Plane travel isn’t always the most comfortable experience, but at least when you’re seated next to a window, you can gaze out into the clouds and take in views that you don’t normally get on the ground.
As excited as you may be to get a glimpse of what your hometown looks like from the sky, it can be frustrating when you realize that your window seat doesn’t exactly match up perfectly with a window. It seems like a silly design — why not align each window with a seat?
Well, it turns out, there’s actually a reason for this peculiar placement.
Airplanes are designed to have seats spaced out evenly with the seats next to the windows by their manufacturers, but it’s actually up to the individual airlines that purchase the plane to decide how they want to arrange the positioning — and they rarely follow the suggested designs.

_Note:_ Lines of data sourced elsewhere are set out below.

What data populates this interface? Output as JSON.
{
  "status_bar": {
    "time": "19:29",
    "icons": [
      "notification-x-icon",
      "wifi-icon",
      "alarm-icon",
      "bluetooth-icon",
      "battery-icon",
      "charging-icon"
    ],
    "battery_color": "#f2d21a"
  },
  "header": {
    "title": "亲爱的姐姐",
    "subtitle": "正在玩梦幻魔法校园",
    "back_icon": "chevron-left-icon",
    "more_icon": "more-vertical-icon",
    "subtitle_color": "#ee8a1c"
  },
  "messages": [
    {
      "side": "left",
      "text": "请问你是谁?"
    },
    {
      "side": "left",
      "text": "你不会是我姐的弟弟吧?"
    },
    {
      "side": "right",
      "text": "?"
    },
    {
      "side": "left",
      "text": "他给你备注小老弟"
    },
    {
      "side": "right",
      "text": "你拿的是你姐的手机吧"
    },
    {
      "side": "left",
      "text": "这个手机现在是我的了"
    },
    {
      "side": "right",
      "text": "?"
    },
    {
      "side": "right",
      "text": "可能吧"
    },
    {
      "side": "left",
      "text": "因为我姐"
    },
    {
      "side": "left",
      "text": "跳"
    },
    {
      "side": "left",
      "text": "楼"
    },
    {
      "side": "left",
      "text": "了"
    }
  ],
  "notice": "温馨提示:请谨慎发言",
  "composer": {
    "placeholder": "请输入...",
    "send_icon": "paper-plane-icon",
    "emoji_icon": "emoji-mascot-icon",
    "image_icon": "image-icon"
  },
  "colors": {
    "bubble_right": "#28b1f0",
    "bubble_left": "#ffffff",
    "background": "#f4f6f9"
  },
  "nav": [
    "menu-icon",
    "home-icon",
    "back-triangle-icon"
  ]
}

Why not? According to a video from Today I Found Out, there are multiple tracks on the floor that the seats are mounted on, and they can be moved around.
There are recommended seat arrangements for each of the planes, but airlines usually try to pack as many seats as possible on each plane, which means more seats with less space between them. So when seats aren’t installed according to the original design, the seats and windows are not in alignment.

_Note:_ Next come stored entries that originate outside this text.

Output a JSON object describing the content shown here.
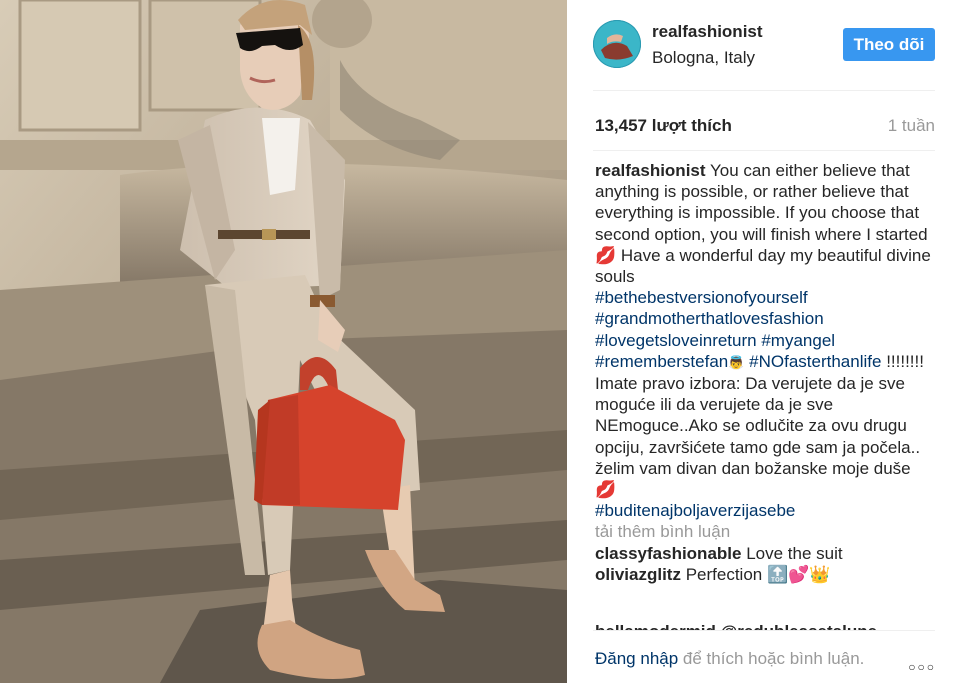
{
  "post": {
    "username": "realfashionist",
    "location": "Bologna, Italy",
    "follow_label": "Theo dõi",
    "likes": "13,457 lượt thích",
    "time": "1 tuần"
  },
  "caption": {
    "username": "realfashionist",
    "text_1": "You can either believe that anything is possible, or rather believe that everything is impossible. If you choose that second option, you will finish where I started 💋 Have a wonderful day my beautiful divine souls",
    "hashtags_1": [
      "#bethebestversionofyourself",
      "#grandmotherthatlovesfashion",
      "#lovegetsloveinreturn",
      "#myangel",
      "#rememberstefan"
    ],
    "emoji_1": "👼",
    "hashtag_2": "#NOfasterthanlife",
    "text_2": "!!!!!!!! Imate pravo izbora: Da verujete da je sve moguće ili da verujete da je sve NEmoguce..Ako se odlučite za ovu drugu opciju, završićete tamo gde sam ja počela.. želim vam divan dan božanske moje duše 💋",
    "hashtag_3": "#buditenajboljaverzijasebe"
  },
  "load_more": "tải thêm bình luận",
  "comments": [
    {
      "user": "classyfashionable",
      "text": "Love the suit"
    },
    {
      "user": "oliviazglitz",
      "text": "Perfection 🔝💕👑"
    }
  ],
  "partial_comment": "bellamodermid @redubleasetalune",
  "footer": {
    "login": "Đăng nhập",
    "rest": "để thích hoặc bình luận.",
    "more": "○○○"
  },
  "colors": {
    "accent": "#3897f0",
    "hashtag": "#003569",
    "muted": "#999999"
  }
}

Essentially, airlines could arrange the seats to match up with the windows if they really wanted to, but most are concerned with filling up planes so they can offer cheaper fares in order to remain competitive. The upshot? You can afford your flight.

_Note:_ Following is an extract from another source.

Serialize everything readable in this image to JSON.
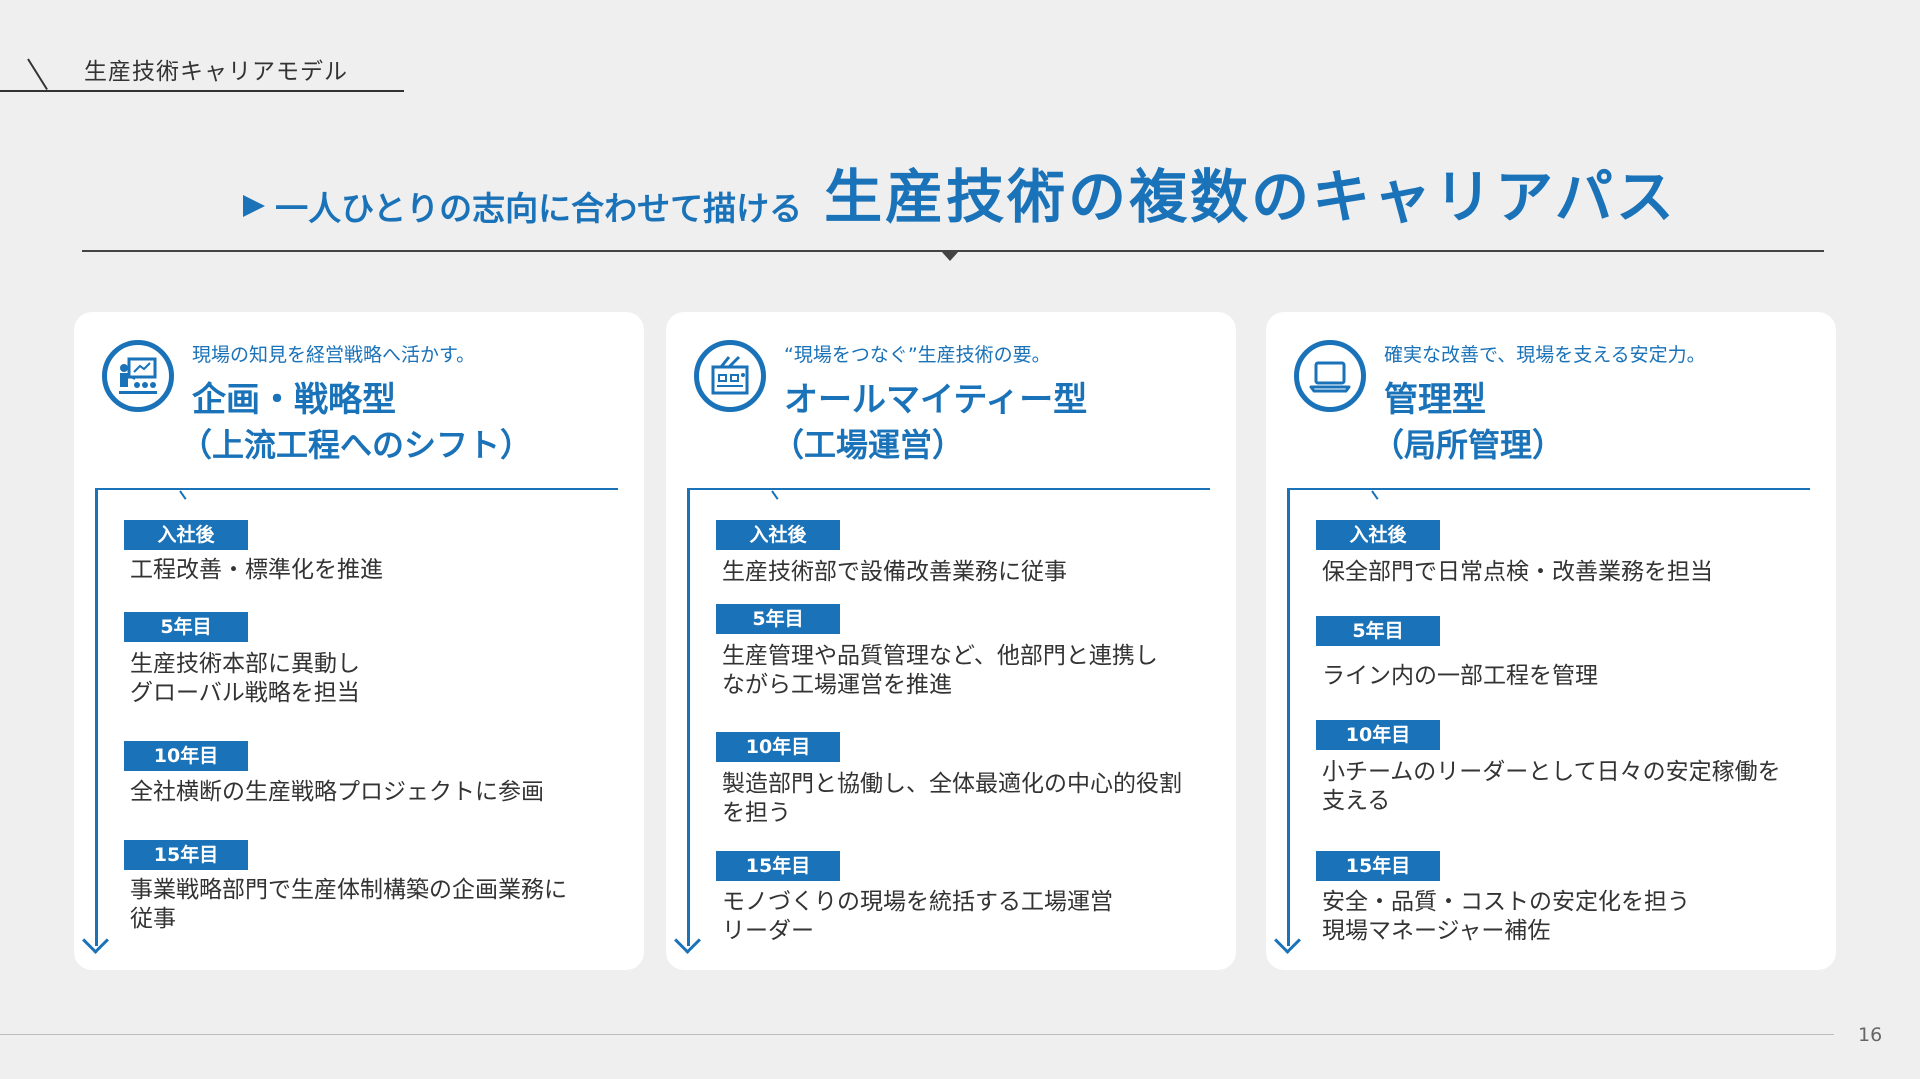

But you’ll likely have very little legroom — and you might not be able to gaze out the window as easily as you had hoped.
You can learn more about how airlines arrange their seating by watching the “Today I Found Out” video below.
Staying Comfortable While Flying
While we’re on the subject of air travel (and you craning your neck to sneak a peek out the window), you might want to keep a few tips in mind for staying comfortable during your flight. For starters, consider packing a tennis ball, a super simple — and cheap — tool you can easily stow in your carry on. Once you are aboard, use the ball to roll out a tight lower back, a neck cramp or even sore feet.
How about you? What are your favorite tips for flying comfortably?